По трубочке капельницы движется маленький пузырек воздуха. Когда-то я панически боялась, что он попадет в вену, но потом мне объяснили, что не попадет, задержится возле иглы. Капли срываются ритмично и довольно быстро, одна за другой. Никакое это не лекарство, так, питательный раствор. Есть я перестала полтора месяца назад. Тогда я еще не только вставала, но и ходила по коридору, где висит на стене большое зеркало.
Я себе даже нравилась, похудевшая, невероятно тонкая, как змея.
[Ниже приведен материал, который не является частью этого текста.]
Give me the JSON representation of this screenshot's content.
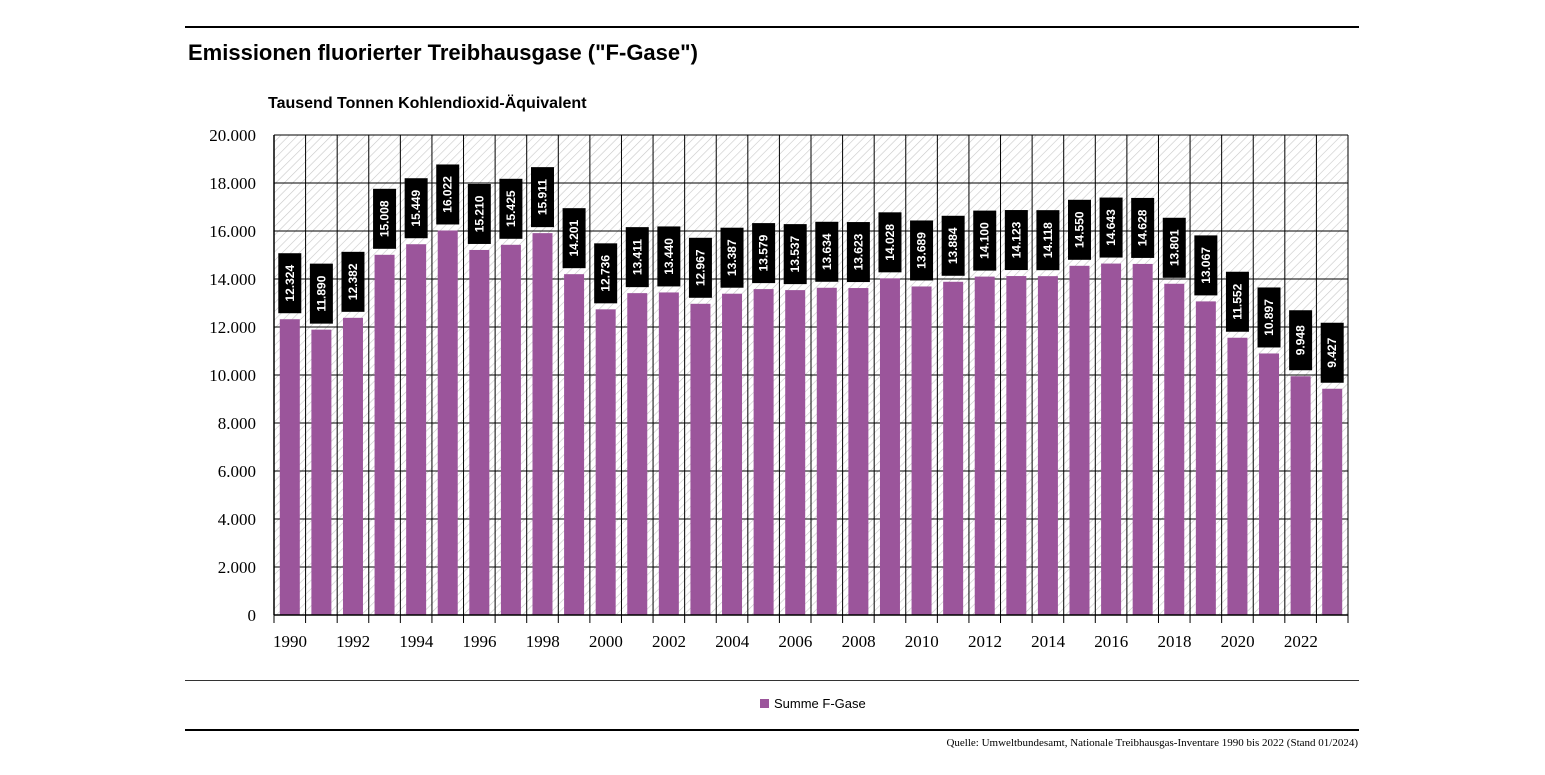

Хотела так и появиться на биеннале: в коротком облегающем топике и брюках змеиной кожи, такая узкая, минималистская, стильная, совсем непохожая на свои колоссальные работы... Ни в одном арт-обзоре о них не вспомнили отдельной строкой. И никак не соберусь спросить, вывез ли кто-нибудь эти громадины с экспозиции обратно в мастерскую. А “Лист
№ 49” так и остался незавершенный, и никому, надеюсь — да нет, знаю совершенно точно, — не придет в голову его выставлять. Биеннале началась и закончилась, мимолетная, как любое событие, к которому лично ты отношения не имеешь. Ни малейшего отношения.
До зеркала мне больше не добраться, приходится верить на слово маме и свекрови, которые с одинаковым ужасом уверяют всякий раз, что я выгляжу гораздо лучше. Приходят ко мне теперь не каждый день, только когда надо принести новые лекарства, а в основном звонят по мобилке бодрыми голосами: да, да, все нормально. Детей перестали приводить после того, как Аня заболела, насмерть перепугав обеих бабушек. Дети тоже звонят, и голоса у них такие же отсутствующе-бодрые. Спрашивать, когда я вернусь домой, им, по-видимому, уже запретили.
Сегодня не приходил никто, и завтра, по идее, не должны тоже. Думается об этом не то чтобы с удовольствием, но со спокойным облегчением. Тяжело и муторно, когда напротив сидит не чужой вроде бы человек, а тебе совершенно нечего ему сказать. Отчет об анализах, капельницах, уколах — ритуал, набивший оскомину и лишенный достоверности, куда логичнее узнать правду у врача. А так... со мной же ничего не происходит. Не начнешь ведь пересказывать, в самом деле, свои безнадежные размышления о жизни и странноватые сны.